Multiple organ and tissue weights were altered by developmental exposures to phthalates in a/a mice, and females appeared to be more sensitive than males in this respect. Relative liver weights were increased in females exposed to DINP and DEHP+DINP compared to controls, and were increased in females exposed to DEHP+DINP+DBP at levels trending towards statistical significance. Phthalates have been demonstrated to activate PPAR-α, the dominant PPAR in the liver, in other animal and in vitro studies,^55–57 and PPAR-α activation has been associated with increased relative liver weights in investigations of other chemicals.⁵⁸ The observed increases in relative liver weights of phthalate-exposed female offspring were likely not due to an increase in lipid accumulation in the liver since hepatic triglyceride levels did not differ across exposure groups. Thus, these findings are consistent with the idea that developmental exposure to DINP and DINP mixed with DEHP activate PPAR-α in the liver, and indicate that females may be more sensitive at this early developmental time point. The mixture of DEHP+DINP had a slightly larger impact on relative liver weights, but not at a statistically significant level, and the mixture of DEHP+DINP+DBP had only a modest effect on relative liver weights compared to controls. Thus, phthalate mixtures at the exposure levels tested in this study do not appear to have exaggerated effects on relative liver weights at PND21.

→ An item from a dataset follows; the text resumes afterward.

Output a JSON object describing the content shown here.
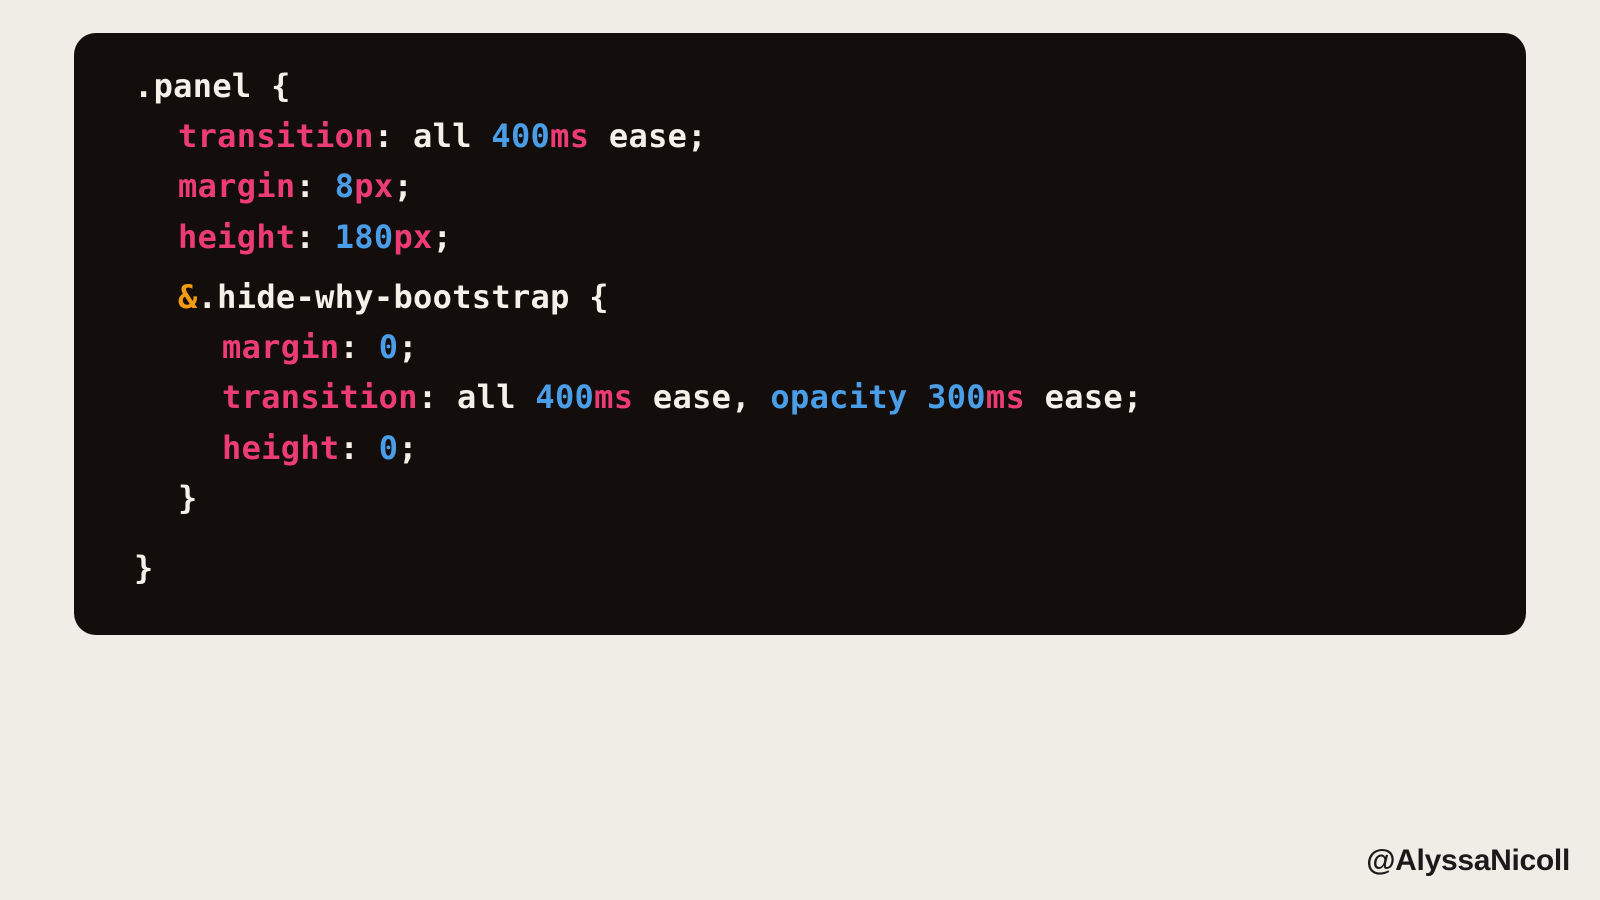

On the other hand, the DEHP+DINP+DBP exposure group was the only group that exhibited an alteration in relative gonadal fat weight at PND21, with females showing an increase relative to controls. This observation is consistent with the theory that phthalate exposure increases the risk of obesity, and indicates that a mixture of HMW and LMW phthalates have the largest impact on body fat at PND21, with females being more sensitive than males. A recent meta-analysis of developmental DEHP exposure in animal studies also indicated that early life phthalate exposures results in increased fat weight.⁵⁹ Absolute pancreas weights were increased in mice perinatally exposed to DEHP+DINP+DBP compared to controls, but this difference was mitigated when comparing pancreas weights relative to body weight, and therefore the increased pancreas weights might have been due to the modest increased body weights observed in DEHP+DINP+DBP-exposed females. Decreased relative brain weights were observed in females exposed to a mixture of all three phthalates, and to a lesser degree of significance in males exposed to all three phthalates. However, these findings are skewed by the significant and non-significant increases in body weights observed in the mice in these exposure groups, since absolute brain weights did not differ by exposure.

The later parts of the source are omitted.